In 2008, his interpretation of the Evangelist in Bach's St John Passion in Cologne was termed "excellent, a factual witness showing empathy at times". He also performed the "great arias" in the two performances. In 2008, he sang the part of Uriel in several performances of Haydn's Die Schöpfung, in three churches of Berlin, in Bonn and in the Nikolaikirche. In 2009, he was the Evangelist in Bach's St Matthew Passion in St. Martin, Idstein, with Andreas Pruys (vox Christi), Katia Plaschka, Anne Bierwirth and Klaus Mertens. He performed several parts in Handel's Saul, the title role sung by Konrad Jarnot, with the Münchener Bach-Chor, conducted by Hansjörg Albrecht.

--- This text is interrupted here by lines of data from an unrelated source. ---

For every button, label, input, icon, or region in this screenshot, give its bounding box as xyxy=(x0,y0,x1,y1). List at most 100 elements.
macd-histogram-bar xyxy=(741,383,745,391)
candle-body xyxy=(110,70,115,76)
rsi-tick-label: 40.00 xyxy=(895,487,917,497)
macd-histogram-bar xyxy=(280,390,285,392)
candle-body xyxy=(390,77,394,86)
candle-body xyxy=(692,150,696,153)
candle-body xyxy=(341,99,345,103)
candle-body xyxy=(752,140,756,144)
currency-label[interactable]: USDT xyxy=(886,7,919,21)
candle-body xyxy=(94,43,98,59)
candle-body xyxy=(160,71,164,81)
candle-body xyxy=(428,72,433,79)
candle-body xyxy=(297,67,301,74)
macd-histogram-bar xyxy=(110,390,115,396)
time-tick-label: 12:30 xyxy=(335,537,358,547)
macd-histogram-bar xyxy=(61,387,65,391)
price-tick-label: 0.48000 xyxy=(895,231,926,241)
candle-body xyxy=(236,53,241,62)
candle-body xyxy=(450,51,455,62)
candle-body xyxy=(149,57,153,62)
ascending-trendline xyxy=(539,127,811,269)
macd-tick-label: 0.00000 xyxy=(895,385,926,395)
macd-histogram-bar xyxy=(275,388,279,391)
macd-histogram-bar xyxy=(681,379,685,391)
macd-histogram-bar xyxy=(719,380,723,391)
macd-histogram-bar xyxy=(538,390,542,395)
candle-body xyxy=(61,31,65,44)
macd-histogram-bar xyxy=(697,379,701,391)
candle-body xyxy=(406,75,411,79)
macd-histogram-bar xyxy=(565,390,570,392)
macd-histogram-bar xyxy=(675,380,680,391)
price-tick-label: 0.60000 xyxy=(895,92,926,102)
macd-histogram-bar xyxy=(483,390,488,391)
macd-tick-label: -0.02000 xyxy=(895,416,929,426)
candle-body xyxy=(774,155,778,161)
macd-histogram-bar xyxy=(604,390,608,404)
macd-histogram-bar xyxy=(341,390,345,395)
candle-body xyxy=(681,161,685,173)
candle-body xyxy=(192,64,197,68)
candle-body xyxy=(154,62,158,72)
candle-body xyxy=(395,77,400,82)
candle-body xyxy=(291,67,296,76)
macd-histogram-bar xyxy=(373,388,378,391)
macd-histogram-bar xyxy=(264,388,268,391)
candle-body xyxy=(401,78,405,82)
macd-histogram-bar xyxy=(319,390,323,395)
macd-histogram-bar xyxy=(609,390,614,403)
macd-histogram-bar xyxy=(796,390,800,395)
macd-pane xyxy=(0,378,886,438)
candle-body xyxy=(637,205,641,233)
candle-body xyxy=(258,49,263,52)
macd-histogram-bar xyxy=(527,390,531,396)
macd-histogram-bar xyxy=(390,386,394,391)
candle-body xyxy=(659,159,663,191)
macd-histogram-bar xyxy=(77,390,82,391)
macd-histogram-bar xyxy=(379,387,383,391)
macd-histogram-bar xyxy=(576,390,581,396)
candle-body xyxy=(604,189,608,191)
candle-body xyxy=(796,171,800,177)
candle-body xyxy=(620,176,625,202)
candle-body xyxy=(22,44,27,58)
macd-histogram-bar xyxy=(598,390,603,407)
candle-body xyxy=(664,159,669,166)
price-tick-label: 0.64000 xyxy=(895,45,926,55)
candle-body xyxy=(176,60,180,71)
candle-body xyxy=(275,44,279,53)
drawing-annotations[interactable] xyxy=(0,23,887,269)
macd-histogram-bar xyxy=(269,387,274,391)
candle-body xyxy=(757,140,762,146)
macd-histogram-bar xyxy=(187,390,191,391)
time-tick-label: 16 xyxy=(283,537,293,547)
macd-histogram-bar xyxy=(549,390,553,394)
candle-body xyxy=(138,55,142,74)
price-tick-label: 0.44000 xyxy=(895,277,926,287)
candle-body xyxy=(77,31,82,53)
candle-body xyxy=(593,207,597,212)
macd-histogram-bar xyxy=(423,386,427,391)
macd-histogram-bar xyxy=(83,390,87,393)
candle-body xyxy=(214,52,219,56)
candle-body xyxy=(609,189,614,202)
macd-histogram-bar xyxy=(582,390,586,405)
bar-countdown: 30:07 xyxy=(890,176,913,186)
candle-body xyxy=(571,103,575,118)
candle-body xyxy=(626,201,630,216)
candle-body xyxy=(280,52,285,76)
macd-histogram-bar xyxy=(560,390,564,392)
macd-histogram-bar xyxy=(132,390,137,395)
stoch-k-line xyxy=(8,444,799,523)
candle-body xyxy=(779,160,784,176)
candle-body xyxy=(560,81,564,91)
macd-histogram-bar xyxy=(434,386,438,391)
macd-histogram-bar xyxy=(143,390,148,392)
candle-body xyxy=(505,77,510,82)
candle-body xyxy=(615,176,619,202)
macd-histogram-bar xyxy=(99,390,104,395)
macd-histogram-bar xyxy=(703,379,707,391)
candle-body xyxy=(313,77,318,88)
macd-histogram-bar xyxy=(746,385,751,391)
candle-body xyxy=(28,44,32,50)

He was the tenor soloist in Voices of Exile, Richard Blackford's cantata for soloists, chamber orchestra, tape and choir, performed by the chamber choirs CONSONO and CONSTANT, conducted by Harald Jers, at the music festival "Klangvocal" (vocal sound) in Dortmund. In 2010, he performed at the Staatsoper Stuttgart in the German premiere of Elena Kats-Chernin opera The Rage of Life. His opera roles include Mozart's Don Ottavio and Belmonte. With the Münchener Bach-Chor he performed a program around Mozart's Requiem, including compositions of Enjott Schneider, in the Philharmonie at the Gasteig, stepping in for Thomas Michael Allen. He was the Evangelist in the St Matthew Passion in the Berliner Philharmonie on 28 March 2010. In 2011, he appeared in the Kölner Philharmonie in Handel's Israel in Egypt with the Bach-Verein Köln. He sang in Bach's Mass in B minor, performed in the Johanneskirche Düsseldorf and Trinitatiskirche Cologne to celebrate the 10th anniversary of the chamber choir CONSONO. He performed the tenor part of Handel's Messiah in St. Martin, Idstein, with Katia Plaschka, Andreas Scholl and Markus Flaig.

== Recordings ==
Cordes participated in a recording of Johann Mattheson's Christmas oratorio for soloists, chorus and orchestra Das größte Kind (The greatest child), conducted by Michael Willens, with the soloists also forming the choir.

In 2011, he was the Evangelist in a DVD of Bach's St Matthew Passion, recorded live at the Palais des Beaux-Arts, Brussels, with Graeme Danby (vox Christi), conducted by Bart Van Reyn.